Pouvait-elle deviner ?
– « Vous voulez dire que vous avez l’intention de lire dans ma mémoire ? » Demanda Roland d’un ton glacial : « Ne faites pas la maligne. »
Soudain, Cléo s’arrêta de marcher :
– « Je vais vous dire une chose : j’ai pour habitude d’expliquer à tous les gens piégés dans l’illusion les effets, les règles et l’impact de mes capacités. Mais à vous, je ne dirai rien. »
– « Comment ? »
Roland avait à peine posé la question que déjà, Cléo était devant lui. Il ressentit une douleur soudaine et réalisa qu’il n’entendait plus rien.

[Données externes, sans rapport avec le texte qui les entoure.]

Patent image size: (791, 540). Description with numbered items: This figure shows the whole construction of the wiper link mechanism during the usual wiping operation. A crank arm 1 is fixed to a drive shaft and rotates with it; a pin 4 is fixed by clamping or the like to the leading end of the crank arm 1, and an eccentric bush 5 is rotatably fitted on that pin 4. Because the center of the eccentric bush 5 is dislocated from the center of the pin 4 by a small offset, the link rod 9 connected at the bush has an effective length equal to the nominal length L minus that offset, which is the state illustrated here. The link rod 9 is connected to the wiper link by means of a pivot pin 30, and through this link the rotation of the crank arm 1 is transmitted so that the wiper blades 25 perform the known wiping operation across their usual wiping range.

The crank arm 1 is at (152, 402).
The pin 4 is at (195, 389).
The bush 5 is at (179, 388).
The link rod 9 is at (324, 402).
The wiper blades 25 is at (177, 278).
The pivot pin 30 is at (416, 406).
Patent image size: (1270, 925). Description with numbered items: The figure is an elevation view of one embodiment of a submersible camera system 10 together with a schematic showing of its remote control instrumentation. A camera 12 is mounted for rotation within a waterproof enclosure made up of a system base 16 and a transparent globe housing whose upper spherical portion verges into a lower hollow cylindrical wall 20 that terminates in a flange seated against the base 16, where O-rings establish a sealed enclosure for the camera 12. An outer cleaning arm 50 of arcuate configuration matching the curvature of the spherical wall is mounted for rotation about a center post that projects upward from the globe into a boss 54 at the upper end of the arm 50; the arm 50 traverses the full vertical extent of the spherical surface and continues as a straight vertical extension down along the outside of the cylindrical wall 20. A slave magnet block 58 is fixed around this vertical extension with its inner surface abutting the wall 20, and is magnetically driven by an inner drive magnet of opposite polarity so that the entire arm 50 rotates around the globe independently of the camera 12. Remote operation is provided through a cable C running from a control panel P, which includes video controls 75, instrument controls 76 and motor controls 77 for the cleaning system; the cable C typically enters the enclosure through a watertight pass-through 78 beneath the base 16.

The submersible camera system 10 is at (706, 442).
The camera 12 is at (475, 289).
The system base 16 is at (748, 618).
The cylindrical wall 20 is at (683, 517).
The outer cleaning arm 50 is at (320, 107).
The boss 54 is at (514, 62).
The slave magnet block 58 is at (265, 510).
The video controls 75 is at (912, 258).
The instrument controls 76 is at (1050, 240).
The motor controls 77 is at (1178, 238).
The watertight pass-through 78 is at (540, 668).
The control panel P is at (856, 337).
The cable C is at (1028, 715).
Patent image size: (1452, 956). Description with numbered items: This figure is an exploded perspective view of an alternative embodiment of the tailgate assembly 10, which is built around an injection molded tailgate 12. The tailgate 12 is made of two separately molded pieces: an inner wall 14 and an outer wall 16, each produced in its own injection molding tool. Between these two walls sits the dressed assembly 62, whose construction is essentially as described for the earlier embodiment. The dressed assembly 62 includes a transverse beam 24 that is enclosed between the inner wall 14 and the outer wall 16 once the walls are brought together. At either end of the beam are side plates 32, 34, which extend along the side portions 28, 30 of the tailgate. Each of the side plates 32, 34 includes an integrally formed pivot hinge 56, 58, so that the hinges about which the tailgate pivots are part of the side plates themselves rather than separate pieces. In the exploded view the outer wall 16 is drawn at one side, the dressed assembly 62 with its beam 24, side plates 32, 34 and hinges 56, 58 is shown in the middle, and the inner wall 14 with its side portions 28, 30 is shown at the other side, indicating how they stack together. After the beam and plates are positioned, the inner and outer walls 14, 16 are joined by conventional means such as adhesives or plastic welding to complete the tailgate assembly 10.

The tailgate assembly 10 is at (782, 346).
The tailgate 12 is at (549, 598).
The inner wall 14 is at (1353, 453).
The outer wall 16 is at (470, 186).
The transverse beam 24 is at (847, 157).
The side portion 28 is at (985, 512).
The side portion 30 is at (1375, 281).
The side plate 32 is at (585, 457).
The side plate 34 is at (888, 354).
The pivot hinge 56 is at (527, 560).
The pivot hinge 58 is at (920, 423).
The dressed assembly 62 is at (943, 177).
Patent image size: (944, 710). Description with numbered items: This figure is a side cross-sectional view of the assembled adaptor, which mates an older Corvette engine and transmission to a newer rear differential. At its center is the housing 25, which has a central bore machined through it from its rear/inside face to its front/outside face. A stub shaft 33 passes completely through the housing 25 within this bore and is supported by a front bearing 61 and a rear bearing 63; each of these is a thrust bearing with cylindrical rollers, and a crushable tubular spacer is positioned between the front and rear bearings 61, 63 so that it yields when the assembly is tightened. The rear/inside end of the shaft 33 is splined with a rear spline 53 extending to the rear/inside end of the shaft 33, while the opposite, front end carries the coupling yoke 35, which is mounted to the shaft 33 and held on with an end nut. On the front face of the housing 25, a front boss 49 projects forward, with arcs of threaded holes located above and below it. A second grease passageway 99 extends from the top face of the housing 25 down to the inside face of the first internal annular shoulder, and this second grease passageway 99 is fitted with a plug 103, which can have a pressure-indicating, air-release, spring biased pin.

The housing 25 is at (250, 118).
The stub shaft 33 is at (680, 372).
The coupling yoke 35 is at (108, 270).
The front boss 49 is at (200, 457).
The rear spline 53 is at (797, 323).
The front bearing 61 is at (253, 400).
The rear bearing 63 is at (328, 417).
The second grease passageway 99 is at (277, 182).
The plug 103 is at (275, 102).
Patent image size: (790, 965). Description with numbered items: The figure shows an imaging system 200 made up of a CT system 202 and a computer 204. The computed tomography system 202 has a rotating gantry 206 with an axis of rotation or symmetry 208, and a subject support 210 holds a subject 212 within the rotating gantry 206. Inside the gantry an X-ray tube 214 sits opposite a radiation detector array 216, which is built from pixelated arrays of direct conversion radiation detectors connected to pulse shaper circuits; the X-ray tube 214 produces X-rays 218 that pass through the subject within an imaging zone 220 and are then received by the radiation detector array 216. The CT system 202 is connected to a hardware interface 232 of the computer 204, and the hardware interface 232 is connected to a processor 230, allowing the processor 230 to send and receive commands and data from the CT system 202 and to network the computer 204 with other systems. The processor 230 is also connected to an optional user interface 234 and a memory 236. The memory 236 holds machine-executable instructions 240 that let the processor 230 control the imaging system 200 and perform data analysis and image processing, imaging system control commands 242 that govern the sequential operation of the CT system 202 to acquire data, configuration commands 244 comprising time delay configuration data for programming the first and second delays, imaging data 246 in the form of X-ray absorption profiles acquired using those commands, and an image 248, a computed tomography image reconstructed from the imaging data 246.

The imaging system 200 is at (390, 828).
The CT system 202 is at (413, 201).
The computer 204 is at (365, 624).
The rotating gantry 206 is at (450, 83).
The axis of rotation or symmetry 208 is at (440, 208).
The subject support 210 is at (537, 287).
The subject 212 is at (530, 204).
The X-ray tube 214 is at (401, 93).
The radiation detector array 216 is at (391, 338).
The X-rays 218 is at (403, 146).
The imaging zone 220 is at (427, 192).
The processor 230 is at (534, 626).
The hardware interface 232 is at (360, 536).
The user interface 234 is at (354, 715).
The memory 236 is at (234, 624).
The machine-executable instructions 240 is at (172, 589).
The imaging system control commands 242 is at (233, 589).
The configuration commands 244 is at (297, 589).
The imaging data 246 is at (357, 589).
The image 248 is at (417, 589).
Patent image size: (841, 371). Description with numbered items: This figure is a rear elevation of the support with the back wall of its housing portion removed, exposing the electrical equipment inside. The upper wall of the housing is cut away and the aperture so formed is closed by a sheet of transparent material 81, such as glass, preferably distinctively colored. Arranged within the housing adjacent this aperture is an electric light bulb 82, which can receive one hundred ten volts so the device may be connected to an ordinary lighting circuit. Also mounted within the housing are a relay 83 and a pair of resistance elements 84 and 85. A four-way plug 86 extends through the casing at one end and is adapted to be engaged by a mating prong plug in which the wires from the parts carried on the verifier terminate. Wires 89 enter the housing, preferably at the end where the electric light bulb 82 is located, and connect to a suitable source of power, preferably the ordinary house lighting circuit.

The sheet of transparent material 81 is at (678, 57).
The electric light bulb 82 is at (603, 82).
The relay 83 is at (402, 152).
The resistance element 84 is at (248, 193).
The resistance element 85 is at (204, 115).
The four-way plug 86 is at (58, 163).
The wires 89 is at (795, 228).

Il se mit à trembler et, baissant la tête, s’aperçut qu’un couteau était planté dans sa poitrine. Le jeune Roi voulut crier, mais c’était impossible. Sa poitrine était complètement détruite et l’ouverture et la fermeture de sa cage thoracique n’envoyaient plus un souffle d’air dans sa gorge.
Telle un courant électrique, une forte douleur se répandit dans tout son corps. Roland aurait préféré mourir immédiatement que de souffrir une seconde de plus.
– « Je déteste tout ce qui prête à confusion. »
À l’autre bout du couteau se trouvait le visage calme de Cléo dont la moitié du corps étaient trempée du sang de Roland.
En raison de l’hypoxie et de la syncope auto-protectrice de son cerveau, il perdit aussitôt connaissance.
Mais l’instant d’après, Roland se retrouva à nouveau près de la clôture, le corps intact. Quant à Cléo, elle se tenait toujours à bonne distance de lui : on aurait dit qu’elle n’avait pas quitté sa place.
Le jeune homme prit une profonde inspiration :
« Que s’est-il passé ? Etait-ce encore une illusion ? »
Il porta les mains à sa poitrine : sa respiration était haletante et l’endroit où, tout à l’heure, il avait été blessé lui faisait encore mal. Il baissa les yeux et vit la trace d’une mare de sang sur le sol.
« Bon sang! C’était donc vrai! » Pensa Roland.
Surpris, il regarda le couteau que Cléo tenait à la main, certain qu’auparavant, celui-ci n’existait pas.
« Aurait-elle le pouvoir de créer quelque chose à partir de rien ? »
Au même moment, la sorcière se précipita à nouveau vers lui à une vitesse telle que Roland pouvait difficilement l’apercevoir.
Instinctivement, il se retourna pour tenter d’esquiver mais il avait à peine fait un pas qu’il sentit une douleur cuisante dans son abdomen.
À nouveau, Roland expérimenta la mort car Cléo brandit son long couteau pour le couper en deux. Cette fois, la douleur dura plus longtemps, il s’écroula dans son propre sang et ses entrailles et se mit à crier si misérablement que même sa propre voix le terrifiait.
Après sa seconde résurrection, Roland réalisa quelque chose.
« Ni le fait de sauter dans le vide ni même la souffrance ne peuvent briser ce cauchemar. On dirait une arène cyclique.
Bon sang! Comment y échapper ? Et si je battais cette sorcière aux cheveux blancs ? »
« Si Cléo peut créer des armes à partir de rien, qu’en est-il de moi ? »
Roland serra les dents et tenta de se concentrer : « Si seulement j’avais eu un bouclier, je serais en mesure de l’affronter. »
Il y eut un éclair de lumière bleue et un bouclier anti-émeute transparent apparut dans la main de Roland. Il avait réussi à parer son assaut mais le bouclier portait une profonde entaille laissée par le couteau. Pire encore, Roland avait été littéralement catapulté sous l’effet du puissant impact.
« C’est donc ainsi que cela fonctionne », pensa-t-il.
Il fit une roulade sur le côté, lâche le bouclier et invoqua un fusil automatique mais le temps qu’il le lève pour tirer, Cléo avait disparu.
« Que se passe-t-il ? » pensa Roland.
– « Je suis ici », dit la voix de la sorcière.
Il y eut un éclair de lumière blanche et ses bras tombèrent sur le sol ainsi que le fusil.